# How to recolor SATA cables



## The Von Matrices (Jan 8, 2012)

Hi everyone,

I just bought an eSATA backplate for my system (stock image below) and its SATA cables are colored Gigabyte yellow but my system theme is black. What would you suggest to do to change the color of the SATA cables to black?

Thanks for the advice in advance!


----------



## entropy13 (Jan 8, 2012)

Paint! lol

If you know how to sleeve, then use black sleeves.


Or wrap electrical tape, and super glue the edge of the tape to the rest of itself.


----------



## The Von Matrices (Jan 8, 2012)

I thought of paint but I figured it wouldn't adhere to plastic.  Is that right?  And wouldn't the black mesh sleeving I have still show the yellow through?  I didn't think about the tape though - that's an interesting idea.


----------



## Yin (Jan 8, 2012)

I would just replace the cables if it matter that much, but if you really wanted to paint them try a hobby store they usually sell paint for plastic models and etc.


----------



## theonedub (Jan 8, 2012)

The Von Matrices said:


> I thought of paint but I figured it wouldn't adhere to plastic.  Is that right?  And wouldn't the black mesh sleeving I have still show the yellow through?  I didn't think about the tape though - that's an interesting idea.



Tape is really a cheap way to do it and it can be a little difficult to get it to stay even with superglue. 

With a nice dense premium ultra thick weave sleeve (like all the marketing talk ), you should be able to make sure no yellow peeks out- and it will look many times better than electrical tape.


----------



## FordGT90Concept (Jan 8, 2012)

1 up for sleeve.  Paint will eventually chip because the cables are flexible.  Black shrink warp would probably be ideal.


----------



## bbmarley (Jan 8, 2012)

black marker pen?


----------



## radrok (Jan 8, 2012)

There are tight sleeves that make the underlying color not visible, but I don't recall seeing any for SATA cables.
What about covering them with black/white tape and then sleeving them?


----------



## The Von Matrices (Jan 8, 2012)

I just sleeved them now.  I think the result is pretty good, but it's definitely not perfect like radrok's photo.  It looks good in the case though.


----------



## radrok (Jan 8, 2012)

It's good, a bit rushed on the heatspreaders but whatever, it looks good


----------



## sneekypeet (Jan 8, 2012)

The image above yours is what is called "triple braid", the ones you used are "single braid" sleeves.
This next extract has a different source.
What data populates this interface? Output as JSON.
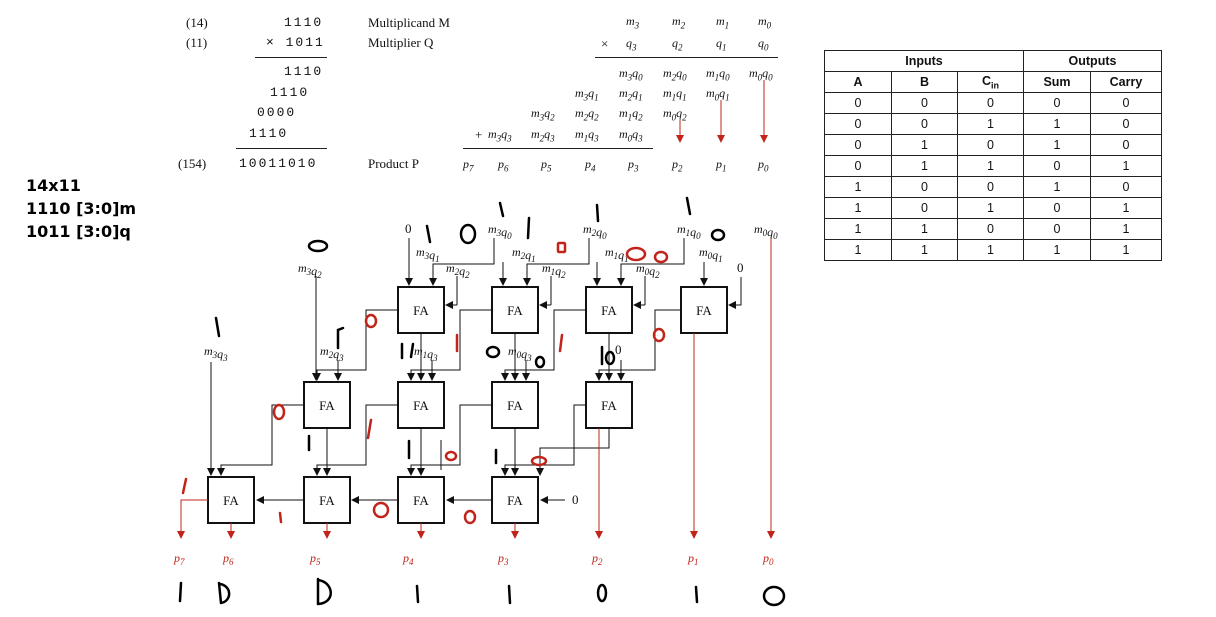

Just something to look for when you go to order more


----------



## The Von Matrices (Jan 8, 2012)

The trouble I was having was that the sleeving was sliding out of the heat shrink even when shrunken; I don't have the exactly right size of tubing so that it would shrink tightly so I had to use a larger size and the zip ties.


----------



## de.das.dude (Jan 8, 2012)

hey, everyone needs practice and you did a pretty decent job!


----------



## AsRock (Jan 8, 2012)

bbmarley said:


> black marker pen?



Wont that turn like a purplish colour ?.


Just buy some black sata cables lol.


----------



## micropage7 (Jan 8, 2012)

The Von Matrices said:


> I just sleeved them now.  I think the result is pretty good, but it's definitely not perfect like radrok's photo.  It looks good in the case though.
> 
> http://img.techpowerup.org/120108/P1060176.jpg


nice work


----------



## scaminatrix (Jan 8, 2012)

Very good for a first job, my first job was much muuuch worse 

I don't use cable ties anymore, as I don't like the look of them under the heat-shrink. After I put the sleeving over the wire, I use a bit of electrical tape to hold the sleeving to the wire then I heat-shrink it. Then pull it tight at the other while holding the end you just heat-shrinked and tape and heat-shrink the last end. I should make a video as I only use cheap stuff but still manage to get a good finish 

I use what I call "poor-mans MDPC-X" (it's not as good but it's ok). It's called "mod/smart" and I get it from CandCCentral but I'm in UK.


----------



## LiveOrDie (Jan 8, 2012)

There a guy over on the evga forums that does this also Extensions you want be able to view his page if you dont have a account with more than 50 posts but here the link http://www.evga.com/forums/tm.aspx?m=1346369&high=sleeving

here some images for people that cant view the page he does a pro job but there not cheap


----------



## jsfitz54 (Jan 8, 2012)

bbmarley said:


> black marker pen?



What, no one else likes the black Sharpie, as a solution?

I would have tried the pen first to see how it looked...minimal effort.

The sleeving looks good.  Just saying.


----------